While many migrant children are sent to the United States by their parents, others are persuaded to come by adults who plan to profit from their labor.

This shadow work force extends across industries in every state, flouting child labor laws that have been in place for nearly a century.

  • Twelve-year-old roofers in Florida and Tennessee.
  • Underage slaughterhouse workers in Delaware, Mississippi and North Carolina.
  • Children sawing planks of wood on overnight shifts in South Dakota.

Tens of thousands of migrant children are sent to their sponsors with little but the phone number. There is no follow-up by any federal or local agencies to ensure that sponsors are not putting children to work illegally. There are sponsors who take the paychecks of migrant children

Hearthside Food Solutions, one of the United States’ largest food contractors, makes and packages products for well-known snack and cereal brands.

Hearthside Food Solutions, one of the United States’ largest food contractors, makes and packages products for well-known snack and cereal brands.
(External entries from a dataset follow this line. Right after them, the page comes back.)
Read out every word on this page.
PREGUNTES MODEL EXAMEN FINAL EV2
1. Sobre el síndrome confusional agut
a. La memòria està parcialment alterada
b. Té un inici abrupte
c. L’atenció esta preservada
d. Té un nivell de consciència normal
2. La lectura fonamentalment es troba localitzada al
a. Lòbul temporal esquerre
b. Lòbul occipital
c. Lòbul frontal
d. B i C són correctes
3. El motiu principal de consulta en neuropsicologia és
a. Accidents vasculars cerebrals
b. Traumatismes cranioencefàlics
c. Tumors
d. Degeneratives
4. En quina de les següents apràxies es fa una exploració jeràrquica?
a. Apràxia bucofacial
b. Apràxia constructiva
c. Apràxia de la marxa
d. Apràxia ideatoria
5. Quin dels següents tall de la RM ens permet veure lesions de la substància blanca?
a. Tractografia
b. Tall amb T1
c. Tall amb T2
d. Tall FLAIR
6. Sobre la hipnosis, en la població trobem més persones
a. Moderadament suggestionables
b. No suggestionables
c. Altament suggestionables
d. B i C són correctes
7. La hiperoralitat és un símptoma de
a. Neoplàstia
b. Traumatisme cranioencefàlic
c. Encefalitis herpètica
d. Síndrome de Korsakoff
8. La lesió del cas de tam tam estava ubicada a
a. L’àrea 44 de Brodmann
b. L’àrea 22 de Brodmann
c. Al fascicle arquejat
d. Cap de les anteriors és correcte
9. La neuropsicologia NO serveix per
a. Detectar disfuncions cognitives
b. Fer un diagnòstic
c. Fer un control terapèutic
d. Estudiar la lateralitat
The New York Times pointed out that Hearthside Food Solutions was full of underage workers who had crossed the Southern border by themselves and were now spending late hours bent over hazardous machinery in violation of child labor laws.

In interviews with more than 60 caseworkers, most independently estimated that about two-thirds of all unaccompanied migrant children ended up working full time—in some cases 12 hours a day.

In town after town, children scrub dishes late at night. They run milking machines in Vermont and deliver meals in New York City. They harvest coffee and build lava rock walls around vacation homes in Hawaii. Girls as young as 13 wash hotel sheets in Virginia.

The Times found in Los Angeles, children stitch “Made in America” tags into J. Crew shirts. They bake dinner rolls sold at Walmart and Target, process milk used in Ben & Jerry’s ice cream and help debone chicken sold at Whole Foods. As recently as the fall, middle-schoolers made Fruit of the Loom socks in Alabama. In Michigan, children make auto parts used by Ford and General Motors.

The Department of Health and Human Services (H.H.S) is responsible for ensuring sponsors will support them and protect them from trafficking or exploitation. Unfortunately, caseworkers say that “they rush through vetting sponsors.”  Although Department of Health and Human Services is responsible for protecting them from exploitation that have not been able to reach more than 85,000 children. Overall, the agency lost immediate contact with a third of migrant children. Law enforcement officials are unwilling to investigate cases of abuse.

Far from home, many of these children are under intense pressure to earn money. They send cash back to their families while often being in debt to their sponsors for smuggling fees, rent and living expenses.

Sponsors are required to send migrant children to school, but many have been misled by their sponsors and are not in school.

The Labor Department is supposed to find and punish child labor violations, but inspectors in a dozen states said their understaffed offices could barely respond to complaints, much less open original investigations. When the department has responded to tips on migrant children, it has focused on the outside contractors and staffing agencies that usually employ them, not the corporations where they perform the work.

Conclusion

Given the widespread abuse of unaccompanied migrant children, the program should be stopped immediately. We need to establish procedures that allow government workers to:  (1) monitor sponsors (2) oversee working conditions, and (3) assure migrants have access to school. My recommendation is to reduce drastically the number of children allowed into this country that are not accompanied by their parents.

The Department of Health and Human Services have failed miserably to protect children from trafficking or exploitation.